Galípolo explicou que, se um banco enfrenta dificuldades de liquidez, não é apropriado formar novas carteiras de investimentos. Ele destacou que essa situação foi o que imediatamente levantou alarmes no BC. "Se você tem um banco com dificuldade de liquidez, você não forma carteira. Se você está com dificuldade de dinheiro, você vende carteira. Aí tudo bem, mas como é que você está vendendo uma carteira nova?"
O presidente do BC defendeu a atuação da entidade no caso do Master, que é investigado por fraudes bilionárias no sistema financeiro. Em novembro de 2024, um termo de compromisso foi assinado com a instituição, dando-lhe seis meses para melhorar aspectos de governança, capital e liquidez. No entanto, após tentativas frustradas de captar recursos, o Master começou a vender carteiras de investimentos, especialmente ao Banco Regional de Brasília (BRB), uma operação que está sendo investigada pela Polícia Federal por suspeita de fraudes na ordem de R$ 12,2 bilhões.

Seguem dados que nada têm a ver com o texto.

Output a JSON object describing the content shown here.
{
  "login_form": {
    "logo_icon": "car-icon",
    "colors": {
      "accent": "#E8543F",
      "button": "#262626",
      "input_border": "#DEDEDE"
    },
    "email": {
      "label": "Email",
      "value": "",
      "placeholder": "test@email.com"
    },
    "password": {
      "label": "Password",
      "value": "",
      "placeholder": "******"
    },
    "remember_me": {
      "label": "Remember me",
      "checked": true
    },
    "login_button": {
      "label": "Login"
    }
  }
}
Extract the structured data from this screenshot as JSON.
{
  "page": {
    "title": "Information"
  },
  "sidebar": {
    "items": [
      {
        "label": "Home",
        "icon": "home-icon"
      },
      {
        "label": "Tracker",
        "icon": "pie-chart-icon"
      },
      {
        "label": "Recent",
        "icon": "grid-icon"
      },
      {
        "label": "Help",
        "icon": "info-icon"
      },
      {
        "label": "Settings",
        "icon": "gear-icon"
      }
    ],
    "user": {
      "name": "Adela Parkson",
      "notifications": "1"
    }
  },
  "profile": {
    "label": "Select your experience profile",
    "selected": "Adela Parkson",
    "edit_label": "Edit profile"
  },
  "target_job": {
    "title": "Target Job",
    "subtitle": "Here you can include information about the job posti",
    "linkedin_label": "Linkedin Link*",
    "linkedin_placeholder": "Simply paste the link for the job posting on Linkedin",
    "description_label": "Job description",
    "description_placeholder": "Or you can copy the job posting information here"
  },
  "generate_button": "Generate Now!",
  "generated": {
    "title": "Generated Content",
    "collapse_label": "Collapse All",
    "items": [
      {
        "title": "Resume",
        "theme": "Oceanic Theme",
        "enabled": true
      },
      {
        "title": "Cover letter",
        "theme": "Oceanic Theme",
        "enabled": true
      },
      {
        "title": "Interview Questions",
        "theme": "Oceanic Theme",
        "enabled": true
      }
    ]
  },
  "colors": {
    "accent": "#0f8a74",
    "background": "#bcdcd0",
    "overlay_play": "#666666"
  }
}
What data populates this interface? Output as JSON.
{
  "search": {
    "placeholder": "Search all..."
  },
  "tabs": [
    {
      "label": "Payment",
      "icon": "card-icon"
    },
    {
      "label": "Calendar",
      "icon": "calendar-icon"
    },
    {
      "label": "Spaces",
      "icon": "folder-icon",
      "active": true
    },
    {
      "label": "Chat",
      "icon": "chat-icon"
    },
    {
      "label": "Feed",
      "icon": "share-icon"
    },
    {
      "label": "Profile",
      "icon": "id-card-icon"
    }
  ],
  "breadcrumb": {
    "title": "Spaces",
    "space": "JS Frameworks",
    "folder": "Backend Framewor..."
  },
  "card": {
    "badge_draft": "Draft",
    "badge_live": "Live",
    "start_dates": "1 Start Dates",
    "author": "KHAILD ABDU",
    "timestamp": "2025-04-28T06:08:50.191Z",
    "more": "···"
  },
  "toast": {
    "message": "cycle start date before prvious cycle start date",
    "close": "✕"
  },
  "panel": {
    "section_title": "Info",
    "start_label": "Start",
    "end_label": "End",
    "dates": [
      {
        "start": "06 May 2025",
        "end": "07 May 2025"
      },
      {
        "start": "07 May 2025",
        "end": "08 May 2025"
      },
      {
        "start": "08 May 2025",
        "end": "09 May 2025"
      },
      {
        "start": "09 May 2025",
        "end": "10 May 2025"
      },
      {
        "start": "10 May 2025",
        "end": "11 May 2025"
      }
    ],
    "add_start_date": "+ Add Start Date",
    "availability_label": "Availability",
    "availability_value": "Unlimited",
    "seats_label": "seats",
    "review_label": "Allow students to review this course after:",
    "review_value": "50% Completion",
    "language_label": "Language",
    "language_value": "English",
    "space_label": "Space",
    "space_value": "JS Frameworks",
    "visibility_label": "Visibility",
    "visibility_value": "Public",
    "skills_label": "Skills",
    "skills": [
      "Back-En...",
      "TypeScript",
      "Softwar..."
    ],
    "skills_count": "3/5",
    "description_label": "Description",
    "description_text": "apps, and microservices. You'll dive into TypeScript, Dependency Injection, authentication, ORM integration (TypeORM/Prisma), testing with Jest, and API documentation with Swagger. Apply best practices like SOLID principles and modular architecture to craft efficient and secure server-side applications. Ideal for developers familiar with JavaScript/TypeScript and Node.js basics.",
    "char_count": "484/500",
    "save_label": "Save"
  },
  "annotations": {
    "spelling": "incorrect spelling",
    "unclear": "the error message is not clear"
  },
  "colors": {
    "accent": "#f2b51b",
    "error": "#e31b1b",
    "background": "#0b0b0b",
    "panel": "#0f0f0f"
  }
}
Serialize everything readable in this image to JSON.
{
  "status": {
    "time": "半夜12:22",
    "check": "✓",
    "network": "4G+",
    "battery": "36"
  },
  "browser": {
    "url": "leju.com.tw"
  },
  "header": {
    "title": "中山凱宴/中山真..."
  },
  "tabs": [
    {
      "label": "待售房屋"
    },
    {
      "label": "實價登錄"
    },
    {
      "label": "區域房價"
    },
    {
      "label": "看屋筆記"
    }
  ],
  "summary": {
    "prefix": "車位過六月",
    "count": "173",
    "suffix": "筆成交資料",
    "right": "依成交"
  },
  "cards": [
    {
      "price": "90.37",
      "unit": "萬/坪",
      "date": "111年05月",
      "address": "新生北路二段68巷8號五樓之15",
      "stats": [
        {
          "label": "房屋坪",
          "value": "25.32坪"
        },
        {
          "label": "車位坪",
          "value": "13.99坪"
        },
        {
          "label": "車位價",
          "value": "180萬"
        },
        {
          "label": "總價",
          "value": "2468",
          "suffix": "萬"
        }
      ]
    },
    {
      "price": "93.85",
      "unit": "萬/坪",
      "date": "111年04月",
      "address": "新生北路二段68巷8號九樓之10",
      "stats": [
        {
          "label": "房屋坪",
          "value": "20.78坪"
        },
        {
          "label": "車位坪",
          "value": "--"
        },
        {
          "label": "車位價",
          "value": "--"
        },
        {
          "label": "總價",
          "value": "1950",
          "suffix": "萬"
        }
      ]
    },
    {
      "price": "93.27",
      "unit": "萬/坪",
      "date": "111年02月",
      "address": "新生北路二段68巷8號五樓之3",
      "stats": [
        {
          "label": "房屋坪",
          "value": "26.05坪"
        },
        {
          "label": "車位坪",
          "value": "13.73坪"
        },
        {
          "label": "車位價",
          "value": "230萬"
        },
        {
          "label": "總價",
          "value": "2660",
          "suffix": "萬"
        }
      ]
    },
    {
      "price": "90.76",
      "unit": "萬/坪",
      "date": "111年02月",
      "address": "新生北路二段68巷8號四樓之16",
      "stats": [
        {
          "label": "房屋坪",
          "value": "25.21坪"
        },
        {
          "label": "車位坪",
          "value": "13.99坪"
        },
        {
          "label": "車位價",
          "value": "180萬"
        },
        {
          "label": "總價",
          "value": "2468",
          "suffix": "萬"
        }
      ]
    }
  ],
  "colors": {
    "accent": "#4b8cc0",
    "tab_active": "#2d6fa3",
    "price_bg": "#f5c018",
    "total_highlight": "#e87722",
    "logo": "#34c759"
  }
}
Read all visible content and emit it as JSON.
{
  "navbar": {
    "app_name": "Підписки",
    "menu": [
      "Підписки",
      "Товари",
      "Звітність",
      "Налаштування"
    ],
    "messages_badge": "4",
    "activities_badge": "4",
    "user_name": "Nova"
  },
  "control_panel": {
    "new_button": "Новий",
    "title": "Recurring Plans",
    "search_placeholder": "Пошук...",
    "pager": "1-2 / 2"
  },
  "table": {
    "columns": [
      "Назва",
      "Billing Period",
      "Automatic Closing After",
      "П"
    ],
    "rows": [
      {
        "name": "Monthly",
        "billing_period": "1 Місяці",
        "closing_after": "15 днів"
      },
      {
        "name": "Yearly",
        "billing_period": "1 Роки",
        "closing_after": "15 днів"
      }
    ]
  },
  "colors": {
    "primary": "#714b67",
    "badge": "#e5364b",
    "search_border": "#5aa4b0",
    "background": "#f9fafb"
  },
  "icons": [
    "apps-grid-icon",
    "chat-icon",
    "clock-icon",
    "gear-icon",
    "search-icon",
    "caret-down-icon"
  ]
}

Aliado a isso, em janeiro de 2025, quando o banco começou a formar novas carteiras, o BC estabeleceu um grupo específico para acompanhar essa situação. A liquidação extrajudicial do Banco Master ocorreu dez meses depois, em 18 de novembro de 2025, após rejeição da compra pela BRB.
Galípolo reiterou que a liquidação do banco não representa um risco sistêmico ao sistema financeiro, já que sua participação é inferior a 0,5%. Ele também afirmou que não se deve punir uma instituição que foi vítima de gestões inadequadas, destacando que gastar recursos em uma punição é um erro, pois acaba repercutindo negativamente sobre os correntistas que não têm culpa na situação.